I believe in the purpose-built device. As opposed, you see, to the all-purpose device. I find great pleasure and utility in having a Kindle that is built for reading. Sure, I could read e-books on my phone or my computer screen, but that's not what those devices were built for, and so reading long passages on them has significant drawbacks. If I value reading, then I don't want to struggle through the compromise it takes it read on a device that will present e-books, but not well. I want a purpose-built device so that it disappears and doesn't constitute a barrier to my work.
For years now I've had a tablet PC at work. I insist on it because there are six times a year, at minimum, that nothing other than tablet technology will do. Those are the three student essays I typically need to grade every semester. I want to receive the papers electronically and give them back electronically. And although I could type up my comments or use Word's track-changes feature to interpose them, I find this process extremely clunky. I just want to write on the page, cross out things, add things, bracket things, make marginal notes. And so only a tablet will do.
I like my tablet PC (Lenovo's X series of ThinkPad tablets) just fine. But my current X200 died for the second time today, the predictable victim of connections through the swiveling hinge. I can always tell when I'm in trouble -- the swivel suddenly becomes difficult, and after pushing the screen into place, a few days later, the tablet pen won't move the cursor anymore.
So I took it to the help desk, and I expect to get it back with a new motherboard again in a few days.

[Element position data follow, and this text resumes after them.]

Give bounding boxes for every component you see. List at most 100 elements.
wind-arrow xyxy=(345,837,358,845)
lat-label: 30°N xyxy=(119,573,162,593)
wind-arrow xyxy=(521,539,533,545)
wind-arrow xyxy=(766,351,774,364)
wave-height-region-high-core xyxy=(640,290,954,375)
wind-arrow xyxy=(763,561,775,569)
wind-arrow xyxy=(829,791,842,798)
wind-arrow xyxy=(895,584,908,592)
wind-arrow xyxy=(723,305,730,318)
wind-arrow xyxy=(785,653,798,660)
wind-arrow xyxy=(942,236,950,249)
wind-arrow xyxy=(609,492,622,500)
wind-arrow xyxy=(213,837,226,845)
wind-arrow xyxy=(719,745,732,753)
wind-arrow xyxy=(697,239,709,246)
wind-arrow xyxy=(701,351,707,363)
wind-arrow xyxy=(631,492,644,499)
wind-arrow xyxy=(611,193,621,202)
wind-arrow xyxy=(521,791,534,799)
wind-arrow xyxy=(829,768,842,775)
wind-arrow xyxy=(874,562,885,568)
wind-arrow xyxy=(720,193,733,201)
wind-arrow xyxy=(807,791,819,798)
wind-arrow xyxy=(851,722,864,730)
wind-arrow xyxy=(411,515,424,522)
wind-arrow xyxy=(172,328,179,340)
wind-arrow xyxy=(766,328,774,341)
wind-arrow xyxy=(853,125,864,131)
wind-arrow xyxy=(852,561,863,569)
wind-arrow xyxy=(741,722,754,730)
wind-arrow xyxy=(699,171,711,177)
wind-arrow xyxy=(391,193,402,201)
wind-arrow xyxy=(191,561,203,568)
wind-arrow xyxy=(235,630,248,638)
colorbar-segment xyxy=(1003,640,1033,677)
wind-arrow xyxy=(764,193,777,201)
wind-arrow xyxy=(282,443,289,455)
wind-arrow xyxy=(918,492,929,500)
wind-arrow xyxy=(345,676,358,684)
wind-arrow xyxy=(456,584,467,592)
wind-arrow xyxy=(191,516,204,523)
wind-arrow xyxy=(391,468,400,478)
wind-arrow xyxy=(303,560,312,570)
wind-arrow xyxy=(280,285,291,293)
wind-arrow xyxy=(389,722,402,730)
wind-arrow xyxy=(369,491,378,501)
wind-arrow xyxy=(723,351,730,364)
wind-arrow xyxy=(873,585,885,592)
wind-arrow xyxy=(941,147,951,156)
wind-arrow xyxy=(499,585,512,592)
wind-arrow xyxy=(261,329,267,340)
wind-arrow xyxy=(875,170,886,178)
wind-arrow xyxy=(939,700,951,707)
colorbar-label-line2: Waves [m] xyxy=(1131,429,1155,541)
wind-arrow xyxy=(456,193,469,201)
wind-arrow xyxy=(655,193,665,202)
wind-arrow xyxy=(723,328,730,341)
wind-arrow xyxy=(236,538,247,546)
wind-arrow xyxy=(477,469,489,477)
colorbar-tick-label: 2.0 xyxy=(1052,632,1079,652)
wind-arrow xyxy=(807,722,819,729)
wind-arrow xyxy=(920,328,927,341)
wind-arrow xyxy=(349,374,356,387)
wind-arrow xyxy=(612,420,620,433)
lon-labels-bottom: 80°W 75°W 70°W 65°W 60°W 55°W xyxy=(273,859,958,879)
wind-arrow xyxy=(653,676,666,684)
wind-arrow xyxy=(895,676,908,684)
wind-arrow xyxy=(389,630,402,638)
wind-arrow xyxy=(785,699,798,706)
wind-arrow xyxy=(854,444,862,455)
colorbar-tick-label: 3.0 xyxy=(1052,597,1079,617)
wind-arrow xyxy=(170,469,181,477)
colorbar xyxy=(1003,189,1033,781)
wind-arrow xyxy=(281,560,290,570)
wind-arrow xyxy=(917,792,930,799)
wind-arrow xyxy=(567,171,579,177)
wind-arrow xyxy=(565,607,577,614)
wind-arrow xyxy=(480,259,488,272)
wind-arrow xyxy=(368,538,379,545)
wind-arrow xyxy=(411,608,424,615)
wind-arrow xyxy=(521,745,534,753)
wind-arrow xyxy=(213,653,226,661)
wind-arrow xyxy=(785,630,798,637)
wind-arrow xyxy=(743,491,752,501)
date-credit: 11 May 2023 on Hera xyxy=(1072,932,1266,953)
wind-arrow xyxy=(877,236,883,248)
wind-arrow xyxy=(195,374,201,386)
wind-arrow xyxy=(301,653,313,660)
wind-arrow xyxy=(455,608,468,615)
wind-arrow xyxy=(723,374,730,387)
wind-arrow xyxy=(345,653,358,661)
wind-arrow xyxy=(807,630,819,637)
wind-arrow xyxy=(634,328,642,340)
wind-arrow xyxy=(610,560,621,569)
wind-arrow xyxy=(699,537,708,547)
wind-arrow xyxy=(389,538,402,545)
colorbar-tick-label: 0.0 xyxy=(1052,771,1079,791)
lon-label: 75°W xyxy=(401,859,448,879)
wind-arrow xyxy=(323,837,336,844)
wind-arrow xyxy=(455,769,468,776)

But it's made me wonder whether the hybrid nature of the tablet PC (it's both a laptop and a tablet) makes it especially vulnerable to this problem -- and whether it is almost time to go with a new purpose-built device for this important task of grading essays in a natural, speedy, and paperless way. I wonder whether it is time to get an iPad.
A few weeks ago I did some poking around to see if any teachers were grading papers on the iPad, and I saw that some people have cobbled together little ad hoc suites of apps that annotate PDFs or Pages documents. I don't want to spend time inventing something, really. I just want to grab a tablet and write on a paper that I can then send back to the student in a form they can read.
How about it, iPad owners and instructor or editor types? Are you using the iPad to mark up text? How do you do it, and do you think this use of the device is ready for prime time?